GRUB_CMDLINE_LINUX="isolcpus=0,1,2,3,4,5,6,7,8,9,10,11,12,13,14,15,16,17"
There are more options for the GRUB_CMDLINE
to optimize your system. We used the followings:
GRUB_CMDLINE_LINUX="isolcpus=0,1,2,3,4,5,6,7,8,9,10,11,12,13,14,15,16,17 iommu=pt intel_iommu=on default_hugepagesz=1GB hugepagesz=1G hugepages=128 acpi=on selinux=0 audit=0 nosoftlockup processor.max_cstate=1 intel_idle.max_cstate=0 intel_pstate=on nopti nospec_store_bypass_disable nospectre_v2 nospectre_v1 nospec l1tf=off netcfg/do_not_use_netplan=true mitigations=off"
Note that you need to run sudo update-grub
and reboot your system after changing /etc/default/grub
.
It is essential to check the processor's frequency before running any experiment so that you could reproduce them later.
-
Checking: To check the processor's frequency you can use one of the following methods:
lscpu | grep "CPU" | grep "MHz"
cat /proc/cpuinfo | grep "processor\|MHz"
sudo lshw -c cpu | grep "*-cpu\|MHz"
sudo dmidecode -t processor | grep Speed
sudo watch -n 1 cat /sys/devices/system/cpu/cpu*/cpufreq/scaling_cur_freq
The last method prints the frequency of each core every second. Note that instead of using
cpu*
, you can print the frequency of a subset of cores (e.g.,cpu[0-7]
). -
Changing: To change the frequency of the processors, you can use
cpupower
tool, as follows:sudo cpupower frequency-set -u 2.3G -d 2.3G
-u
specifies the maximum frequency, while-d
shows the minimum frequency for each core. To have a fixed frequency, you can set both of them to a single frequency (e.g.,2.3G
).sudo cpupower frequency-info | grep "hardware limits"
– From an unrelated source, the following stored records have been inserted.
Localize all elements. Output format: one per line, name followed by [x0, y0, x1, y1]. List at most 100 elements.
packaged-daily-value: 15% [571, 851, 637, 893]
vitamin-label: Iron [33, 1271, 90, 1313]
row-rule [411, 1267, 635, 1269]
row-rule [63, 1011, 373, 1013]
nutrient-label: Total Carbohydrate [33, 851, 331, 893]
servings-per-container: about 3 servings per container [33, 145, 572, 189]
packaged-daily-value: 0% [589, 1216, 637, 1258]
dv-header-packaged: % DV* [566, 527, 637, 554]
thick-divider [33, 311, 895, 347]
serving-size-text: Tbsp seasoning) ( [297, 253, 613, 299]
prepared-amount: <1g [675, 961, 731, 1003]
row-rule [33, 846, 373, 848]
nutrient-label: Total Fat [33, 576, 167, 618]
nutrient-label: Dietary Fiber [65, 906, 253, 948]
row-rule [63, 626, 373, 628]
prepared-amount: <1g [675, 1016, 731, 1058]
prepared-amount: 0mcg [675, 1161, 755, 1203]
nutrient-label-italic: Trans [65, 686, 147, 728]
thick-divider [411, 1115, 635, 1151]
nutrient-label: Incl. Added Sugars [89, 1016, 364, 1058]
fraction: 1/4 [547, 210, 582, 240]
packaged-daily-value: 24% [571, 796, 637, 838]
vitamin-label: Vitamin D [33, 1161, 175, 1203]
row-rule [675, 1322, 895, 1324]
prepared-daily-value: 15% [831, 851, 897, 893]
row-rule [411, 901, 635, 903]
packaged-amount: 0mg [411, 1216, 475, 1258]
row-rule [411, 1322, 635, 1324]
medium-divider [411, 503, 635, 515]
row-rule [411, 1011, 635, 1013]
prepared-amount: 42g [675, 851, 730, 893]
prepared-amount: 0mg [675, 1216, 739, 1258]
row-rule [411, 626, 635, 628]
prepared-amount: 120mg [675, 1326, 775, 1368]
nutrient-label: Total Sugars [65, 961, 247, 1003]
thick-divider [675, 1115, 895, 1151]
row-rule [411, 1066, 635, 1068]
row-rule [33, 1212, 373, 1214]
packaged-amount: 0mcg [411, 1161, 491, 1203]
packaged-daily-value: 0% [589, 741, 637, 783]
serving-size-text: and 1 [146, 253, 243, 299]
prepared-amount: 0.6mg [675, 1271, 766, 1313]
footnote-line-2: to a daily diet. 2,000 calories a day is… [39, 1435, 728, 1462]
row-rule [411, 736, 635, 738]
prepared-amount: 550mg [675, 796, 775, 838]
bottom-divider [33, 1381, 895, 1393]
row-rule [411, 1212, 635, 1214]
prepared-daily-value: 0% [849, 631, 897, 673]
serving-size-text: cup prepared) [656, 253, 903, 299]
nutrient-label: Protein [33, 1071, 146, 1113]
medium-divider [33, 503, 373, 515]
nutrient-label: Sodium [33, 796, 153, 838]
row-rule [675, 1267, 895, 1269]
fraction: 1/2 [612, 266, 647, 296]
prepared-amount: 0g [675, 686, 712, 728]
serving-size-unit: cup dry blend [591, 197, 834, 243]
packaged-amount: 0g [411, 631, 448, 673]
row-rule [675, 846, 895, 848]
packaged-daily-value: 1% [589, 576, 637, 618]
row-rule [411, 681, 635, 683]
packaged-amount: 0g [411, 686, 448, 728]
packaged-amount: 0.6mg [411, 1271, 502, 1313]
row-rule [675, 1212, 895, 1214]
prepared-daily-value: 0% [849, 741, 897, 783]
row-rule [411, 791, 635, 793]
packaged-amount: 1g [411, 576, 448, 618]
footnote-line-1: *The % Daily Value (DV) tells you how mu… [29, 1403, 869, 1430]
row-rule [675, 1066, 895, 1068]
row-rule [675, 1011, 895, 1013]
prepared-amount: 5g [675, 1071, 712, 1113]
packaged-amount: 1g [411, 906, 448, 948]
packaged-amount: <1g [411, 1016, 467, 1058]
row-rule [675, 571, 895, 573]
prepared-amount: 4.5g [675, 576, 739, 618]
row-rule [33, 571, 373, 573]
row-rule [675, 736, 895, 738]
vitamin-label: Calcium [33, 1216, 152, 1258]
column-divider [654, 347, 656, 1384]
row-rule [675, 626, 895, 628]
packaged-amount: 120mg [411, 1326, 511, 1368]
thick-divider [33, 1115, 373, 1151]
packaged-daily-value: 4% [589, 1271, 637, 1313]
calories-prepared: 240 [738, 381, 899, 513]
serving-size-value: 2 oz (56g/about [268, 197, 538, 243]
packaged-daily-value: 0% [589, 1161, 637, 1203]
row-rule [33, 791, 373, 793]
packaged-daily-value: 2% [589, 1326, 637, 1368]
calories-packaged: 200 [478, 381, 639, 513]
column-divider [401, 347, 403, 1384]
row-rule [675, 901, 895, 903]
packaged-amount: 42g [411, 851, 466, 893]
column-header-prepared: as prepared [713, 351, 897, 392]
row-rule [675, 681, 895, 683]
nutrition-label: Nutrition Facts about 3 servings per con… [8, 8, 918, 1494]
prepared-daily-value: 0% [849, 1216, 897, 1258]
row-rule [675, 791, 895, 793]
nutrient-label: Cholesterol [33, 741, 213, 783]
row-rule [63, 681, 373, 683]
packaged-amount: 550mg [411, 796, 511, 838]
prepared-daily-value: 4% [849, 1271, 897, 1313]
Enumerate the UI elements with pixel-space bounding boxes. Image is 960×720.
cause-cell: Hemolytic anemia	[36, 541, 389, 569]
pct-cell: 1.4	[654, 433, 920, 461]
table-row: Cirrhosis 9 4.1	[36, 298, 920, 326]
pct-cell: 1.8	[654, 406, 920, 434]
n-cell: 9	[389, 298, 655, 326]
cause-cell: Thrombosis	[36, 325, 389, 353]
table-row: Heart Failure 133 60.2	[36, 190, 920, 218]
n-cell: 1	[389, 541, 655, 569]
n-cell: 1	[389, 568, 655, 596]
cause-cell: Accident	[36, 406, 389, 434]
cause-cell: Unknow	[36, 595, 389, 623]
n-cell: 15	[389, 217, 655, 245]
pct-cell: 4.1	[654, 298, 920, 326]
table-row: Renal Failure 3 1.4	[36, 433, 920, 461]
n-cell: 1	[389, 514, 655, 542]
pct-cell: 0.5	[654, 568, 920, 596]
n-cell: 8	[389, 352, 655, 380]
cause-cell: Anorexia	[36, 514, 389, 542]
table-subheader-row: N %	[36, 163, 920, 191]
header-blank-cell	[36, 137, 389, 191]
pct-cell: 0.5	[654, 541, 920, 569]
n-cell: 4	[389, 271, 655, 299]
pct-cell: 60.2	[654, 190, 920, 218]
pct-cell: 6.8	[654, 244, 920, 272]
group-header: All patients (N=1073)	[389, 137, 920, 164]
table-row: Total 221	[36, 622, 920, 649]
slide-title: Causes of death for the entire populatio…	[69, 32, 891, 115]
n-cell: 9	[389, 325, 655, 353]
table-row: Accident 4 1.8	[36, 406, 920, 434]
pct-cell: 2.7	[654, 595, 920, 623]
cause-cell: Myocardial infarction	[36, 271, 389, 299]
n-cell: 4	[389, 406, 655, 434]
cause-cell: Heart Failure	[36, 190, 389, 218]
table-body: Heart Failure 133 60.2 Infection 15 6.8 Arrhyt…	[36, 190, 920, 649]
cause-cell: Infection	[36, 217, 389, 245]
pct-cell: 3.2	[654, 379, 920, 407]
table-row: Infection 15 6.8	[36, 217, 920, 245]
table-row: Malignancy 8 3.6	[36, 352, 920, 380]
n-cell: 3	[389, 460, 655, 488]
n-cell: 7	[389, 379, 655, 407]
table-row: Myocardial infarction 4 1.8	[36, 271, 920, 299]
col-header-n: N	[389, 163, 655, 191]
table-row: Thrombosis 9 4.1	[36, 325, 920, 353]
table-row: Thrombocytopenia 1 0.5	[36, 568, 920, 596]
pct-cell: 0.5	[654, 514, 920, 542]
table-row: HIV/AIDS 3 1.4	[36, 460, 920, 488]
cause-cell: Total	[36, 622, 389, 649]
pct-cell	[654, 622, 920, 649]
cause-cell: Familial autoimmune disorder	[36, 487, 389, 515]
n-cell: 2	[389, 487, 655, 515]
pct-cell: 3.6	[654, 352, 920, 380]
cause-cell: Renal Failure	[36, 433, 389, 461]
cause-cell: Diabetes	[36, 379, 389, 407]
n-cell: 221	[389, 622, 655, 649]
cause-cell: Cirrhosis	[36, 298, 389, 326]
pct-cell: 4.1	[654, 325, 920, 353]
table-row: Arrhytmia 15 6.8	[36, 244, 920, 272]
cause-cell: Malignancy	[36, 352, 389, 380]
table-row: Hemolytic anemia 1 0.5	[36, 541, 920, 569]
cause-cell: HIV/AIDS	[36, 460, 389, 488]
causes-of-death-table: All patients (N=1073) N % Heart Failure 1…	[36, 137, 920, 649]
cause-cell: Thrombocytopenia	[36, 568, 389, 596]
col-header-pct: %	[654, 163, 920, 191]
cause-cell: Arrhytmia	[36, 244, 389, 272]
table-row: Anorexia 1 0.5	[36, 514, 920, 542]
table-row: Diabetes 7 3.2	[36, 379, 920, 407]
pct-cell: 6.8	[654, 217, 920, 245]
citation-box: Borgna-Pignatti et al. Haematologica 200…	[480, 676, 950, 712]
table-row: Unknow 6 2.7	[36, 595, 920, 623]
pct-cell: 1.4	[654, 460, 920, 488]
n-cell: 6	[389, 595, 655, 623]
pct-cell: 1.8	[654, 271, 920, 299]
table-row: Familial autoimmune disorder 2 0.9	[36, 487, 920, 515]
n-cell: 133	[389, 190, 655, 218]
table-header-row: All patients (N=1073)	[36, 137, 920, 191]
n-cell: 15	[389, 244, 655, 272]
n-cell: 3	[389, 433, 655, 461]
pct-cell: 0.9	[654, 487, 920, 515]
orlscpu | grep "CPU" | grep "MHz"
print the minimum/maximum frequencies for the processor.- You can get the nominal frequency of the processor via:
cat /proc/cpuinfo | grep model | grep -o "[0-9.]\+G" | head -n 1
For more information, check here.
We disable PAUSE frames in our experiments, which will be done automatically by Fastclick. However, you can also enable/disable/check the status of PAUSE frames for every interface via ethtool
.
ethtool -a enp23s0f0
sudo ethtool -A enp23s0f0 rx off tx off
It is possible to measure the number of PAUSE frames via ethtool
and dpdk
.
-
ethtool:
sudo ethtool -S enp23s0f0 | grep pause_ctrl
. For more info, check here. -
dpdk: You can read ethtool statistics in DPDK via
xstats
API. However, some of the Mellanox counters (e.g.,rx_pause_ctrl
andtx_pause_ctrl
) are not available by default. To measure PAUSE frames via dpdk, you should add the counters tostatic const struct mlx5_counter_ctrl mlx5_counters_init[]
located indpdk/drivers/net/mlx5/mlx5_stats.c
, as follows:
static const struct mlx5_counter_ctrl mlx5_counters_init[] = {
{
.dpdk_name = "rx_port_unicast_bytes",
.ctr_name = "rx_vport_unicast_bytes",
},
...
+ {
+ .dpdk_name = "rx_pause_ctrl_phy",
+ .ctr_name = "rx_pause_ctrl_phy",
+ },
+ {
+ .dpdk_name = "tx_pause_ctrl_phy",
+ .ctr_name = "tx_pause_ctrl_phy",
+ },
};
We set CQE_COMPRESSION
to aggressive mode in order to save PCIe bandwidth in our experiments. To check the status of CQE_COMPRESSION
, you can run the following commands.
sudo mst start
sudo mlxconfig -d /dev/mst/mt4119_pciconf0 q | grep CQE
To change its status, you can run sudo mlxconfig -d /dev/mst/mt4119_pciconf0 set CQE_COMPRESSION=1
.
Note that you need to install Mellanox OFED
and MFT
before being able to run the mentioned commands. For more info, check the Mellanox manual for your NIC.